Wissenschaftler warnen: Zypern könnte bis zum Ende des Jahrhunderts die Hälfte seiner Strände verlieren
Ein Anstieg des Meeresspiegels um einen Meter bis zum Ende des 21. Jahrhunderts könnte zum Verschwinden der Hälfte der Strände Zyperns führen, wenn keine dringenden Maßnahmen ergriffen werden. Dies erklärte der Präsident des Zypern-Instituts, Dr. Stavros Malas, bei der Eröffnungszeremonie einer internationalen Konferenz über das Management natürlicher Ressourcen am Mittwoch in Nikosia.
Laut Malas steht die Region des östlichen Mittelmeers bereits an der Schwelle zu einer Klimakrise. Prognosen zufolge könnte die Temperatur bis zum Ende des Jahrhunderts um 3 bis 5 Grad steigen, was zu lang anhaltenden Hitzewellen und extremen Niederschlägen führen würde.
Zypern bleibt besonders anfällig. Ohne sofortige Maßnahmen könnte der Meeresspiegel um einen Meter ansteigen, was eine direkte Bedrohung für die Hälfte der Strände der Insel darstellt. Dies wiederum würde die Tourismusbranche und die Wirtschaft des Landes insgesamt beeinträchtigen.
Internationale Konferenz in NikosiaDie Eröffnung der internationalen Konferenz mit dem Titel: „Water-Energy-Food-Ecosystems (WEFE) Nexus in der Mittelmeerregion – von der Quelle bis zum Meer: von der Strategie zum Handeln“ fand am Zypern-Institut statt.
In einer offiziellen Erklärung des Instituts heißt es, dass die Konferenz die miteinander verknüpften Herausforderungen in den Vordergrund rückt, vor denen der Mittelmeerraum steht: Wasserknappheit, Energiewende, Ernährungssicherheit und Klimawandel.

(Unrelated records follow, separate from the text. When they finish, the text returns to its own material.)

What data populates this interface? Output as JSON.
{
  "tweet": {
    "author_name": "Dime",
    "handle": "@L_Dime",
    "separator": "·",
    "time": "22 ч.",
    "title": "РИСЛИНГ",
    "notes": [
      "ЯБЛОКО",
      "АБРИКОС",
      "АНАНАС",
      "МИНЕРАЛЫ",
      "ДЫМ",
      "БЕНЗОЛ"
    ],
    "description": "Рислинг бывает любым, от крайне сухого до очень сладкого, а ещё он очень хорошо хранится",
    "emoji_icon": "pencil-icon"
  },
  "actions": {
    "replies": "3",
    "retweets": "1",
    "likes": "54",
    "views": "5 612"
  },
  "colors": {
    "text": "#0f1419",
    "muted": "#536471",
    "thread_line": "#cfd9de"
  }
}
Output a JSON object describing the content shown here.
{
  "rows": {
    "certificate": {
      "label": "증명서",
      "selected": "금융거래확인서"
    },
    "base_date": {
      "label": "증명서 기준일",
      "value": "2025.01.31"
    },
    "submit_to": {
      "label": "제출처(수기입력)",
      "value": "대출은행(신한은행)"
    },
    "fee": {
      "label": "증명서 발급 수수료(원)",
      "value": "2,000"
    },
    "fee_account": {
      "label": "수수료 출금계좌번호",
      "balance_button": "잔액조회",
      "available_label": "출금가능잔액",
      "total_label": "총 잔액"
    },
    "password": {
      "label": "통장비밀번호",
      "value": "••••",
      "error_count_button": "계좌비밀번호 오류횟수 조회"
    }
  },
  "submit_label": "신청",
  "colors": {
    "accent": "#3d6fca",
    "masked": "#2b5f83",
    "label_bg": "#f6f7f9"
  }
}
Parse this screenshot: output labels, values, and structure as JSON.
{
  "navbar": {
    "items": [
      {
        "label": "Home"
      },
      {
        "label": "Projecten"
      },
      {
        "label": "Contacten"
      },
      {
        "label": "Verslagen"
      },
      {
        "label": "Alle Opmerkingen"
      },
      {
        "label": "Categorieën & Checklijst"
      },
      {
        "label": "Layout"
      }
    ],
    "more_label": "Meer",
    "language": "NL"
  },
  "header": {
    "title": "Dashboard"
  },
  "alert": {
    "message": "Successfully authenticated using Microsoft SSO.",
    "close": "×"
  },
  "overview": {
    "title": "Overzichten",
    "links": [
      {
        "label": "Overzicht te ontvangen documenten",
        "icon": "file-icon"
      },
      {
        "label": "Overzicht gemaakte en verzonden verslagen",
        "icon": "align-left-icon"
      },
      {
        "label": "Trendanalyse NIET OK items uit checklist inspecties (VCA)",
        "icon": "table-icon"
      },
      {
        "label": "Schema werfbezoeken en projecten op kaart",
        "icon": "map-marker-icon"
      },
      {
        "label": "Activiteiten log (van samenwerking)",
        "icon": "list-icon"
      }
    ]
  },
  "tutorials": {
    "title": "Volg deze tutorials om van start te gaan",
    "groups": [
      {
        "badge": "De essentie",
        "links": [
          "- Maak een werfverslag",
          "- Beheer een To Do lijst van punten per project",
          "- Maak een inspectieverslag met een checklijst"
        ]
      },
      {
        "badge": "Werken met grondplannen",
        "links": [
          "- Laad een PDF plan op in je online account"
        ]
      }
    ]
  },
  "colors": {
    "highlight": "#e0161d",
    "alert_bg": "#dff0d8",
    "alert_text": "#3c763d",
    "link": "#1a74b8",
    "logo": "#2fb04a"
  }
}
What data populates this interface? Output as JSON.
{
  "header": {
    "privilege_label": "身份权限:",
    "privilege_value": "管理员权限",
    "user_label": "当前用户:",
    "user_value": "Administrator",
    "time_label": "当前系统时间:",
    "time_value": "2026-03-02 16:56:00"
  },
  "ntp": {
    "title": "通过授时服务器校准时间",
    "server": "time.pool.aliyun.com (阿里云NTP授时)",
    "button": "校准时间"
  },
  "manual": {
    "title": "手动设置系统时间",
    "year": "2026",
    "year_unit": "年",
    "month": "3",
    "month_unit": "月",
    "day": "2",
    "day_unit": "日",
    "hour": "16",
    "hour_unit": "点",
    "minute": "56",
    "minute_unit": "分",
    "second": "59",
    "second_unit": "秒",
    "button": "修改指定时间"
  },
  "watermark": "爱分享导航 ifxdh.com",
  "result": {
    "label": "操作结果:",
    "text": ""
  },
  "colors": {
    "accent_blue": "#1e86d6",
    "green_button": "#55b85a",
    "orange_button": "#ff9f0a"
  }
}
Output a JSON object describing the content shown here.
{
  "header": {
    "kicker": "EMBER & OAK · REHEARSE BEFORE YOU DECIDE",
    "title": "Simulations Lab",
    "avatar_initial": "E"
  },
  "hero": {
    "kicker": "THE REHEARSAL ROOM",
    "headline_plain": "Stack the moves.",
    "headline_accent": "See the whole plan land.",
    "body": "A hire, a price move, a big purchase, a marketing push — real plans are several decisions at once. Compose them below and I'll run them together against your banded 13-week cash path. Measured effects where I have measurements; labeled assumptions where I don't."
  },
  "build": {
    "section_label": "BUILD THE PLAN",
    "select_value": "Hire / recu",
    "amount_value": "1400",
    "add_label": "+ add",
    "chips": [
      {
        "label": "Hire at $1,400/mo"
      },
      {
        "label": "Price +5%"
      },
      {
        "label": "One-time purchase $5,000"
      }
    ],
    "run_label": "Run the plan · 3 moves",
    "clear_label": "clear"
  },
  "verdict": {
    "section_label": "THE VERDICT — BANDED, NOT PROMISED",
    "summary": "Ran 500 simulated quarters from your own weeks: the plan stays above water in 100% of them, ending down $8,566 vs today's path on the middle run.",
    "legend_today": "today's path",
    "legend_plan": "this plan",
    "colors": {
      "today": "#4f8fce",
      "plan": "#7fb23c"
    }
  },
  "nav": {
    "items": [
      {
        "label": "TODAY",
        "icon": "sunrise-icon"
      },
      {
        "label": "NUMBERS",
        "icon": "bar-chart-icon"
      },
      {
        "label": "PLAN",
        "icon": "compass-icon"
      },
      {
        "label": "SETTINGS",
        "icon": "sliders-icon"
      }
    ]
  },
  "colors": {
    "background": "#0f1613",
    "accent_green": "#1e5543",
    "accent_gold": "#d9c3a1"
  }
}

Die Umweltkommissarin Antonia Theodosiou betonte, dass eine Strategie nur der erste Schritt sei, während die Hauptaufgabe in ihrer praktischen Umsetzung liege.
Ihrem Worten zufolge sei es notwendig, einen soliden regionalen Aktionsrahmen mit klaren Zielen, messbaren Indikatoren und Mechanismen für die behördenübergreifende Zusammenarbeit zu entwickeln sowie die Koordinierung der Finanzierung sicherzustellen.
Die Konferenz zielt darauf ab, die Zusammenarbeit zwischen Regierungen, der wissenschaftlichen Gemeinschaft, internationalen Organisationen und Finanzinstitutionen zu stärken. Die Hauptaufgabe ist die Entwicklung eines umfassenden Systems für ein nachhaltiges Management natürlicher Ressourcen mit Schwerpunkt auf Klimaresilienz.
Die Veranstaltung findet im Rahmen des Projekts WEFE4MED – Community of Practice statt, das vom Zypern-Institut koordiniert wird. Das Projekt bringt Forscher, Experten, Politiker und Geberorganisationen zusammen, um eine gemeinsame Strategie für eine nachhaltige Entwicklung im Mittelmeerraum auszuarbeiten.